Basic Tractor Cultivation

Basic Tractor Cultivation

What's a very basic set up for tractor cultivation?

Got weeds? So do most farms - probably all farms, although I've heard some deny it. Even if you manage to keep a field completely clean of weeds for a year there is still a seed bank of weeds waiting to germinate the next season. Even if you were to keep any of those seeds from germinating, or to eliminate all of those seeds, birds and other animals, as well as the wind, and you yourself would import new ones into your field. There's pretty much no way around having to deal with weeds in some way.

In an organic system there are a variety of weed control techniques, and as with most things they work best when they are all used together in a system. Timing, use of cover crops, tillage, irrigation, mechanical cultivation, and hand work all play significant roles in limiting weed pressure, eliminating competition with cash crops, and reducing the amount of work needed in the future.

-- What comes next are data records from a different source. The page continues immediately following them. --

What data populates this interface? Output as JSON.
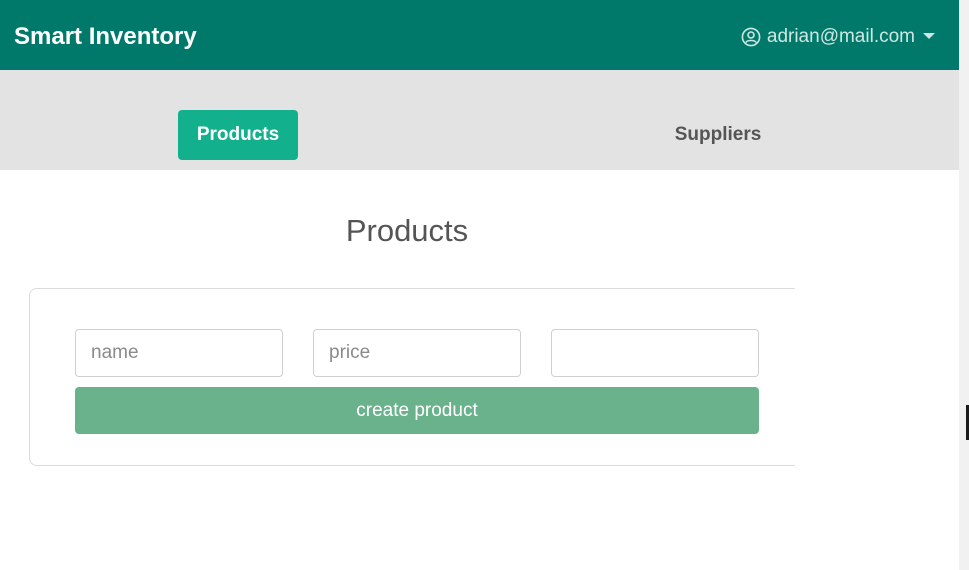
{
  "app": {
    "brand": "Smart Inventory",
    "user_email": "adrian@mail.com",
    "user_icon": "user-circle-icon",
    "menu_icon": "caret-down-icon"
  },
  "nav": {
    "tabs": [
      {
        "label": "Products",
        "active": true
      },
      {
        "label": "Suppliers",
        "active": false
      }
    ]
  },
  "main": {
    "title": "Products",
    "form": {
      "name_placeholder": "name",
      "price_placeholder": "price",
      "third_placeholder": "",
      "submit_label": "create product"
    }
  },
  "colors": {
    "topbar": "#00796b",
    "subnav": "#e3e3e3",
    "active_tab": "#13b08e",
    "submit_button": "#69b28b"
  }
}
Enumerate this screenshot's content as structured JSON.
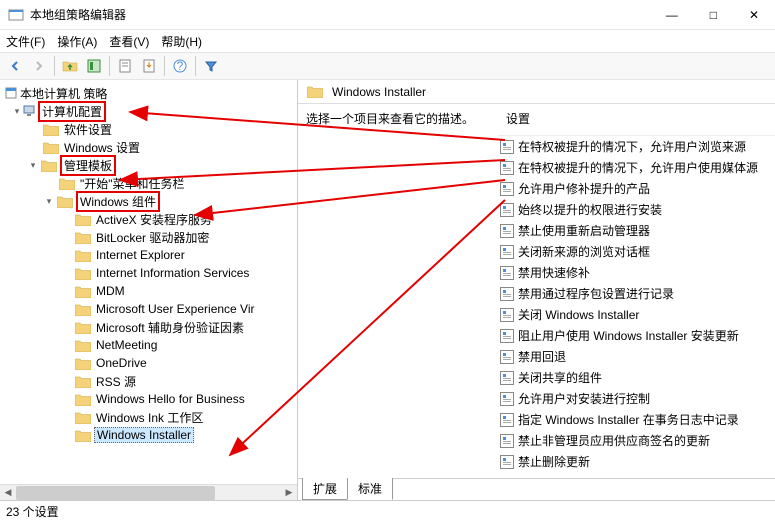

To some, mechanical cultivation is one of those black arts, but it's not as mysterious as it might appear. For farms that are small enough it may just involve a wheel hoe, or even just a hand hoe, both are very versatile tools. Large scale operations can afford to set up multiple cultivating tools on tractors, each tool dedicated to the different stages of single crops, very specialized tools. Farms in the middle, growing a diverse range of crops, in a variety of seasons and weather, need the versatility of the hand hoe, coupled with the productivity of tractors (or maybe even animal traction).